Rapid discovery power is similar to what gene chips offer biology
The discovery power of the gene chip is coming to nanotechnology. A Northwestern University research team is developing a tool to rapidly test millions and perhaps even billions or more different nanoparticles at one time to zero in on the best particle for a specific use.
When materials are miniaturized, their properties — optical, structural, electrical, mechanical and chemical — change, offering new possibilities. But determining what nanoparticle size and composition are best for a given application, such as catalysts, biodiagnostic labels, pharmaceuticals and electronic devices, is a daunting task.
“As scientists, we’ve only just begun to investigate what materials can be made on the nanoscale,” said Northwestern’s Chad A. Mirkin, a world leader in nanotechnology research and its application, who led the study. “Screening a million potentially useful nanoparticles, for example, could take several lifetimes. Once optimized, our tool will enable researchers to pick the winner much faster than conventional methods. We have the ultimate discovery tool.”
Using a Northwestern technique that deposits materials on a surface, Mirkin and his team figured out how to make combinatorial libraries of nanoparticles in a very controlled way. (A combinatorial library is a collection of systematically varied structures encoded at specific sites on a surface.) Their study will be published June 24 by the journal Science.

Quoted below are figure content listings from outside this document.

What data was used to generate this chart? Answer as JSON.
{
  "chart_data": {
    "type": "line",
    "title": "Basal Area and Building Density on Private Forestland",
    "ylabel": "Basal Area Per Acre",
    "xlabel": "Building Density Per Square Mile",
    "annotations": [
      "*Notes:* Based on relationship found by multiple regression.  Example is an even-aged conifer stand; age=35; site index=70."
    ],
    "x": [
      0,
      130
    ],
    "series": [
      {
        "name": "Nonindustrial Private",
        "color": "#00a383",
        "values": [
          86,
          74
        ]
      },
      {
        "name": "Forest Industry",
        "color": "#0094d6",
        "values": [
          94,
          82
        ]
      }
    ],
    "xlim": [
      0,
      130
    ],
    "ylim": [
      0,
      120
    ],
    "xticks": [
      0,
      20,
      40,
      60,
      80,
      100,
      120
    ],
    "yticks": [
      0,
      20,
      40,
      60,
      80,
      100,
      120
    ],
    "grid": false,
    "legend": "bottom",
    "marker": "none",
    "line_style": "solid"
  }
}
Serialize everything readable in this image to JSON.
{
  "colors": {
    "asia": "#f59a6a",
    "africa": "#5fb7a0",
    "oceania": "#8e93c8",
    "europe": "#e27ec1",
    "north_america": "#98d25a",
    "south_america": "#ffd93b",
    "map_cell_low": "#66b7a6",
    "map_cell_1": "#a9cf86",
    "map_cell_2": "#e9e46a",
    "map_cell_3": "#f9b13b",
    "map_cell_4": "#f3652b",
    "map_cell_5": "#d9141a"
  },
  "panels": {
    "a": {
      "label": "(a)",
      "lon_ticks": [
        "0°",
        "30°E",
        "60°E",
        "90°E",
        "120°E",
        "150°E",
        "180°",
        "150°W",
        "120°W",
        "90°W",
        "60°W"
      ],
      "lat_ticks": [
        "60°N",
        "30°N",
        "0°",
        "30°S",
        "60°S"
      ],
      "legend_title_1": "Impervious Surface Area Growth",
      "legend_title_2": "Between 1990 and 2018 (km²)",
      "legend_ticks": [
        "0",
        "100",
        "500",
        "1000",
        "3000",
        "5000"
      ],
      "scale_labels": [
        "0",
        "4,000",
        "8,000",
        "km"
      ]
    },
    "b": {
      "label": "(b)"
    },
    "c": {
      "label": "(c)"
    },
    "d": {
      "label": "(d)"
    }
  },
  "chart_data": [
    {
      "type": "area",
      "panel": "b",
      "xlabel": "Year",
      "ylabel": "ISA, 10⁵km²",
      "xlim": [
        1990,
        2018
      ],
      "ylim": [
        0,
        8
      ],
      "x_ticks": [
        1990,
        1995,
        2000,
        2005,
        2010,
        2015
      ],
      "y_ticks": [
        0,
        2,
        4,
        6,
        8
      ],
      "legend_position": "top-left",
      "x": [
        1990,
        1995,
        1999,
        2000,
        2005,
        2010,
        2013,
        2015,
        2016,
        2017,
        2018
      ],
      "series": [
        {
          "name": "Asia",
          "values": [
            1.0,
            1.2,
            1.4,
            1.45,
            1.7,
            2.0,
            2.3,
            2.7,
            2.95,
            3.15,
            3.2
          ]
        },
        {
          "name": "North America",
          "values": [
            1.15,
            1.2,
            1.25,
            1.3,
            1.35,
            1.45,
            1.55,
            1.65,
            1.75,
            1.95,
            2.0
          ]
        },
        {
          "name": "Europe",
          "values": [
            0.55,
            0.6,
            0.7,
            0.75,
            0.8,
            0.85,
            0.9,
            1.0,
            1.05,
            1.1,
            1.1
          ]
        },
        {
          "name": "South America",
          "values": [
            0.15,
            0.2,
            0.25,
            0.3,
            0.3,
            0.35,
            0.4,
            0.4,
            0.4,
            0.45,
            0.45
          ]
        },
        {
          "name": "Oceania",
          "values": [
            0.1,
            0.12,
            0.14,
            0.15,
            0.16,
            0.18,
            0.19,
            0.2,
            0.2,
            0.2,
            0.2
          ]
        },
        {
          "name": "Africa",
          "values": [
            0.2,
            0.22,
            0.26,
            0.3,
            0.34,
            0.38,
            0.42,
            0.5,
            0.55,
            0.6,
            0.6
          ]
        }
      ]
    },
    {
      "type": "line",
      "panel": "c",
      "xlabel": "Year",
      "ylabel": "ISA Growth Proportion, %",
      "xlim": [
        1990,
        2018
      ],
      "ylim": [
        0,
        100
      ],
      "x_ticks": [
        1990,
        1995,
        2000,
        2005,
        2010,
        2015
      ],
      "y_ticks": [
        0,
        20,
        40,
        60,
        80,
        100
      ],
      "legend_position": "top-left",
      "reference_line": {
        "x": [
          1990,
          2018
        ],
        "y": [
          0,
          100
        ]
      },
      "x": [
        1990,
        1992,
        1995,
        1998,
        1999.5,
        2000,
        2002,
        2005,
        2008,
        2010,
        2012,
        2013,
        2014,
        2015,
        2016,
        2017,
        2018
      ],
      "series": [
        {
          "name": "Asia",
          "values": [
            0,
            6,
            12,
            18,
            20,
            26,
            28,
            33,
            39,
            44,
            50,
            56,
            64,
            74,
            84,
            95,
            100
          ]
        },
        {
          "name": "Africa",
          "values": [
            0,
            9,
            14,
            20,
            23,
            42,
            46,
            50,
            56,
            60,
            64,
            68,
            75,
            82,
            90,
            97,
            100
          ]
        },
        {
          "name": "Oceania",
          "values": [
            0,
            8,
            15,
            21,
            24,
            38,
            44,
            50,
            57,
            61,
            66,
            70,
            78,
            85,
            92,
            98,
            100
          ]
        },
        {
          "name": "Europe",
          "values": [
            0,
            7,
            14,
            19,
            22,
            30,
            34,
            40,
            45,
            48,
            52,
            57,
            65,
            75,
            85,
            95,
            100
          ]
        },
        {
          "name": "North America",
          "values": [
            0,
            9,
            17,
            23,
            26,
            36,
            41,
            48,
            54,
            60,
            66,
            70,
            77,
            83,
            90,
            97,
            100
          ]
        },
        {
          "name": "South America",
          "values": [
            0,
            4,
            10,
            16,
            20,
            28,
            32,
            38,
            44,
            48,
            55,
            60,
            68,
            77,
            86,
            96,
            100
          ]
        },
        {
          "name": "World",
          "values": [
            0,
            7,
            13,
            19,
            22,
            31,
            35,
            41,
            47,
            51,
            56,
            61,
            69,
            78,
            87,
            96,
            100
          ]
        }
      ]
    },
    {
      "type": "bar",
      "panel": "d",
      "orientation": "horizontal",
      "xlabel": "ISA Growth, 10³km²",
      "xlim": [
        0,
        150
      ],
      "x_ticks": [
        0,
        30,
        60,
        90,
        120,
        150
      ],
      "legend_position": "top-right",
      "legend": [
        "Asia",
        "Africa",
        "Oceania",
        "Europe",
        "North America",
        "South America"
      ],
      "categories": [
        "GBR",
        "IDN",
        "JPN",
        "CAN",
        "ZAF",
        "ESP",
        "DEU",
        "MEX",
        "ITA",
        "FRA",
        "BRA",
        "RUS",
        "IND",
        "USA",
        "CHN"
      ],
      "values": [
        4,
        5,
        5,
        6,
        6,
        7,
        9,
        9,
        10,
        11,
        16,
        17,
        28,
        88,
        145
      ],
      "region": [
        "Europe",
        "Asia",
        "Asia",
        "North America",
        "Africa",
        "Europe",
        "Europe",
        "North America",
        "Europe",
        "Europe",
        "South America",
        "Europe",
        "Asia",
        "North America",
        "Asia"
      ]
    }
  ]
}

The nanoparticle libraries are much like a gene chip, Mirkin says, where thousands of different spots of DNA are used to identify the presence of a disease or toxin. Thousands of reactions can be done simultaneously, providing results in just a few hours. Similarly, Mirkin and his team’s libraries will enable scientists to rapidly make and screen millions to billions of nanoparticles of different compositions and sizes for desirable physical and chemical properties.
“The ability to make libraries of nanoparticles will open a new field of nanocombinatorics, where size — on a scale that matters — and composition become tunable parameters,” Mirkin said. “This is a powerful approach to discovery science.”